摘要： 近年来，物流业在促进经济增长的同时，能源消耗量也在逐年递增，物流企业作为主体在运输过程中所造成的环境污染问题不容忽视。因此，为促进物流企业节能低碳化发展，采用“自上而下”法测算陆运和空运两种移动碳源的排放量。本文选取能源消耗、资本存量及劳动力作为投入变量，营业收入和碳排放量作为产出变量，建立 Super-SBM (Super-efficiency Slack-based Measurement)模型分析碳排放效率。此外，采用对数平均迪氏指数法(Logarithmic Mean Divisia Index, LMDI)将碳排放的驱动因素分解为4种，并逐个分析其对物流企业碳排放量的影响。本文以顺丰速运企业为例，根据该企业2016—2021年间的营运数据，评价其碳排放效率。结果表明：综合技术效率值持续增长，并在2019年后稳定在1以上；纯技术效率值在1.1上下范围波动；规模效率值均处于1以下，但持续增长。说明顺丰能够在原有规模上进行技术创新，争取以最少的投入获得最高的产出，使资源得到合理配置。另外，经济发展水平和人口规模是促进碳排放的因素，前者作用最为显著，而能源效率则在很大程度上抑制碳排放，能源消费结构对碳排放量增加的拉动作用比较有限。实验结果验证了本文所提出测度方法的有效性，利用Super-SBM和LMDI 模型能够对物流企业的碳排放效率进行有效评价及驱动因素分析。
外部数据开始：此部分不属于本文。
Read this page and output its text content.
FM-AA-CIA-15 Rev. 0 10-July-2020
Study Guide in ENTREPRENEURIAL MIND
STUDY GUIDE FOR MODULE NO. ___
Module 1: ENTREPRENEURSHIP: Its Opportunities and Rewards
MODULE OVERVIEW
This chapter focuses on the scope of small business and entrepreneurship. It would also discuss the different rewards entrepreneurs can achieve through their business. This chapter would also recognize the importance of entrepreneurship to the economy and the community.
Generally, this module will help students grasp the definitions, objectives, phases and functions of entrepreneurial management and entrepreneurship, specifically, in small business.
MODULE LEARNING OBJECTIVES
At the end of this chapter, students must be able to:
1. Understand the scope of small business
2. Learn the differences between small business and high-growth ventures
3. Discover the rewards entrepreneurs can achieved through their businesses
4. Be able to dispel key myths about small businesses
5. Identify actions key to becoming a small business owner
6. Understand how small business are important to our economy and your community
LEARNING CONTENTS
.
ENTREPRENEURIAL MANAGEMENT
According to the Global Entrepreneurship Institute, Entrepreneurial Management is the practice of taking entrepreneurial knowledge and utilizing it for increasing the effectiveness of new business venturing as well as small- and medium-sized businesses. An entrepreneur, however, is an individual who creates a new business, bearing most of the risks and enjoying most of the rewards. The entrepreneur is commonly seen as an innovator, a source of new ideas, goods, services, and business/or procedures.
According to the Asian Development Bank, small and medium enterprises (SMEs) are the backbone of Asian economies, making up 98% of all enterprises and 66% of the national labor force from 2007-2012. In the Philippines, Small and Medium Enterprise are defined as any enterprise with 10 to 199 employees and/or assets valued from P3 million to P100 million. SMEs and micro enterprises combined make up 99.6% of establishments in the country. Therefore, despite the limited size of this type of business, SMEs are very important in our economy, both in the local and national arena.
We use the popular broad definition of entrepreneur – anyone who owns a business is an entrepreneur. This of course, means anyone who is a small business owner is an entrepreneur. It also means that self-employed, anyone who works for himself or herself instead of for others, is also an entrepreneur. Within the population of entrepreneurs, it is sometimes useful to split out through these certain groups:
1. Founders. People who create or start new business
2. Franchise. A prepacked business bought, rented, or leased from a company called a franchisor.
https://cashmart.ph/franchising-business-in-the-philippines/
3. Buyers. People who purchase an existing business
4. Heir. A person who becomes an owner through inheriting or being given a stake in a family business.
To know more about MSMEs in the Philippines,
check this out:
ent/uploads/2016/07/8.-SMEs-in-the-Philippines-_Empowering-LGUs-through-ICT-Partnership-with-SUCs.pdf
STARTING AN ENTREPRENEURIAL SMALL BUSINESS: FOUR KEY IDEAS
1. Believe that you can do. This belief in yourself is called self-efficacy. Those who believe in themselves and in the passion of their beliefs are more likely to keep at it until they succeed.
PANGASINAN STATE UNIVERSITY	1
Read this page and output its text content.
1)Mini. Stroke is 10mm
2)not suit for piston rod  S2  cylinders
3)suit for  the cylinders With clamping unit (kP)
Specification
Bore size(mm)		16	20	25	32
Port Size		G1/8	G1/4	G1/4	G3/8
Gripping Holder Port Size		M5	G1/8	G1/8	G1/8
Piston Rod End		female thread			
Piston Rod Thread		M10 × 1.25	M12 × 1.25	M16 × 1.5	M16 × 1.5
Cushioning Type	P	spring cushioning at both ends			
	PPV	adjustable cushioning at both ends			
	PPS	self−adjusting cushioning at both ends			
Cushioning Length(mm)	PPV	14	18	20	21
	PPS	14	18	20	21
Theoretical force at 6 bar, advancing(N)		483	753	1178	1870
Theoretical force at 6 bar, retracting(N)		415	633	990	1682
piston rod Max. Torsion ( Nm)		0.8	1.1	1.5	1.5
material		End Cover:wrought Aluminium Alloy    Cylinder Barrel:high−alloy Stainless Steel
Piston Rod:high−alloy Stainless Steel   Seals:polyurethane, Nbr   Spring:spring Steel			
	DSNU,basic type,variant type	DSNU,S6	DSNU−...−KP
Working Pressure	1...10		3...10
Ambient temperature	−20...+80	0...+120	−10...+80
关键词: 物流工程, 碳排放效率, Super-SBM模型, 物流企业, 驱动因素

Abstract: In recent years, while the logistics industry is promoting economic growth, its energy consumption is also increasing year by year. The environmental pollution caused by logistics enterprises in the transportation process cannot be ignored. To facilitate the energy-saving and low-carbon development of logistics enterprises, the "top-down" method is used to calculate the mobile carbon emissions of land transportation and air transportation modes. This paper selects energy consumption, capital stock and labor as input variables, and business income and carbon emissions as output variables to develop a Super-efficiency Slack-based Measurement (Super-SBM) model, which is used to analyze the efficiency of carbon emission. In addition, the Logarithmic Mean Divisia Index (LMDI) is used to decompose the driving factors of carbon emissions into four categories. Their impact on carbon emissions of logistics enterprises is analyzed. This paper takes Shunfeng Express Enterprise as an example, and evaluates its efficiency of carbon emission according to its operating data from 2016 to 2021. The results show that the comprehensive technical efficiency value continues to grow and remain above 1.0 after 2019. The pure technical efficiency value fluctuates in the range of 1.1. The scale efficiency values are all below 1.0 but continue to grow. The results show that Shunfeng can carry out technological innovation on the original scale, and strive to obtain the highest output with the least input. Thus their resources can be reasonably allocated. Moreover, the level of economic development and population size both are the influencing factors that related to carbon emissions. The energy efficiency largely inhibits the increase of carbon emissions. The influence of energy consumption structure in promoting carbon emissions is relatively limited. The experimental results verified the effectiveness of the proposed measurement method. The Super- SBM and LMDI models can effectively evaluate the efficiency of carbon emission of logistics enterprises and analyze the influence of driving factors on carbon emission.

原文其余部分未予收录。